The C. moneduloides de novo genome assembly was annotated using the Maker2 annotation pipeline (v2.31.7; (Holt and Yandell 2011) in an iterative setup. After masking putative repeats within a genome, this pipeline generates gene models including 5´ and 3´ UTRs by integrating ab initio gene predictions with aligned transcript and protein evidence. For the first iteration, we used an avian protein dataset (uniprot.aves.reviewed.fasta: downloaded from UniProtKB), a dataset of 1,300 manually curated C. (corone) cornix proteins based on the C. (corone) cornix reference assembly (assembly accession GCF_000738735.1; (Poelstra et al. 2014, 2015), available at the National Centre for Biotechnology Information (NCBI), and a transcriptome dataset for C. woodfordi which is closely-related to C. moneduloides (https://www.ebi.ac.uk/ena; ENA project accession number PRJEB33755) using default parameters except for est2genome=1, protein2genome=1. We used ‘aves’ as model organism in RepeatMasker.

For the second iteration, two ab initio gene predictors were included in the annotation process: Augustus (v2.5.5; (Stanke, Tzvetkova, and Morgenstern 2006) and SNAP (v2010-7-28; (Stanke, Tzvetkova, and Morgenstern 2006; Korf 2004), using est2genome=0, protein2genome=0. Augustus was trained with a set of 1,300 manually curated gene models  for C. (corone) cornix (Poelstra et al. 2015). SNAP was trained using the MAKER2 gene models produced during the first round of annotation to create an *.hmm file. All gene predictors were run with default parameter values. tRNAs were identified using tRNAscan-SE (v1.23; (Lowe and Eddy 1997) within the Maker2 pipeline during the second iteration. In order to reduce running time, the genome was split into 137 parts that were independently analysed on a cluster. The resulting .gff files were then merged and filtered to include exon, CDS and mRNA information from the entire genome assembly.

In order to check the quality of the annotations visually, annotations for C. moneduloides were lifted over to the annotated C. cornix reference assembly (NCBI annotation; (Poelstra et al. 2014). We used the SatsumaSynteny program implemented in Satsuma-3.0 (Grabherr et al. 2010) to produce a table of corresponding coordinates for both species from a synteny-based pairwise whole genome alignment. This liftover file was uploaded to the Apollo genome browser (Lewis et al. 2002) for visual inspection of C. moneduloides gene predictions to the C. cornix annotation.

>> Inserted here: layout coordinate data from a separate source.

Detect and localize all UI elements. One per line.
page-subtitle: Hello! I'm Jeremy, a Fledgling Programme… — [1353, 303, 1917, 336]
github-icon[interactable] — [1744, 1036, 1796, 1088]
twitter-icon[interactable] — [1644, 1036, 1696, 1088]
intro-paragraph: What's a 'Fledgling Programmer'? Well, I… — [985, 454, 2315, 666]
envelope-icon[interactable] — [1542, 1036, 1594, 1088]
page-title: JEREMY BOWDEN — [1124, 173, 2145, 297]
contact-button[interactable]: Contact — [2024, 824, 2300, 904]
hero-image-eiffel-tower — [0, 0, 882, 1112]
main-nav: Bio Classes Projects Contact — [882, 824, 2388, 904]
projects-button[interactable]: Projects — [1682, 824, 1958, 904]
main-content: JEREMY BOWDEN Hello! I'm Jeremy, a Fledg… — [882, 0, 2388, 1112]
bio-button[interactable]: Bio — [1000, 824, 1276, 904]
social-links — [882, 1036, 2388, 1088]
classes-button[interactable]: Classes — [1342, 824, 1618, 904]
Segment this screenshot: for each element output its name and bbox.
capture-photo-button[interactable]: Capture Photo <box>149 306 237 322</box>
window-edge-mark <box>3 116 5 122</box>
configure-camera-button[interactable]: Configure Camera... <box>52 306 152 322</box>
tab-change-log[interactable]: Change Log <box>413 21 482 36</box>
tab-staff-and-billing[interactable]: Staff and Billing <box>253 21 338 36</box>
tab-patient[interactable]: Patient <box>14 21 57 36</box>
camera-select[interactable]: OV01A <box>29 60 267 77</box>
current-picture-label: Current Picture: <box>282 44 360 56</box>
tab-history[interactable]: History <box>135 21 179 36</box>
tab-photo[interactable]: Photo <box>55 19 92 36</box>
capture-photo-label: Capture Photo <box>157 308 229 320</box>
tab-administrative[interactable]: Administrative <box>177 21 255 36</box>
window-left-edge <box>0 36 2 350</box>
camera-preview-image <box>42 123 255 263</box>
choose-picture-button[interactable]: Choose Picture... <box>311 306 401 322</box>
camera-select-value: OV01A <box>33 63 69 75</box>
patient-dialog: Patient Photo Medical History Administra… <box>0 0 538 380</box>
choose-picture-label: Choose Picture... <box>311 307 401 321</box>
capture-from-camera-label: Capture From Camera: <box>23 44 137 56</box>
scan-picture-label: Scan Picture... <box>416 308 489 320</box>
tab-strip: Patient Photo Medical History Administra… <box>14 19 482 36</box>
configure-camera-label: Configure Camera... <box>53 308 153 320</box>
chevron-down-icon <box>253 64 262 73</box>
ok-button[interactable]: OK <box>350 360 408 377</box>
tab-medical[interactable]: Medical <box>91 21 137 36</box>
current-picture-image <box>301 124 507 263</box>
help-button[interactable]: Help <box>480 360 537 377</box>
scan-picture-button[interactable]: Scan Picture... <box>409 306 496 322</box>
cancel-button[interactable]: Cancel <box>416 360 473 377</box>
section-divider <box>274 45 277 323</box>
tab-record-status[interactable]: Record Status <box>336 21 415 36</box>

We assessed the quality of the assembly and annotation of the two reference genomes using the BUSCO (Simão et al. 2015) pipeline and the “vertebrata” dataset (631 genes). The C. moneduloides and C. cornix genomes contained 2,514 and 2,478 complete, single-copy orthologs (97.2% and 96.2%) and 33 and 66 partial orthologs (1.3% and 2.6%) of the BUSCO proteins, respectively. Finally, we identified orthologous coding sequences of the two annotations, C. cornix and C. moneduloides, using Orthagogue (Ekseth, Kuiper, and Mironov 2014).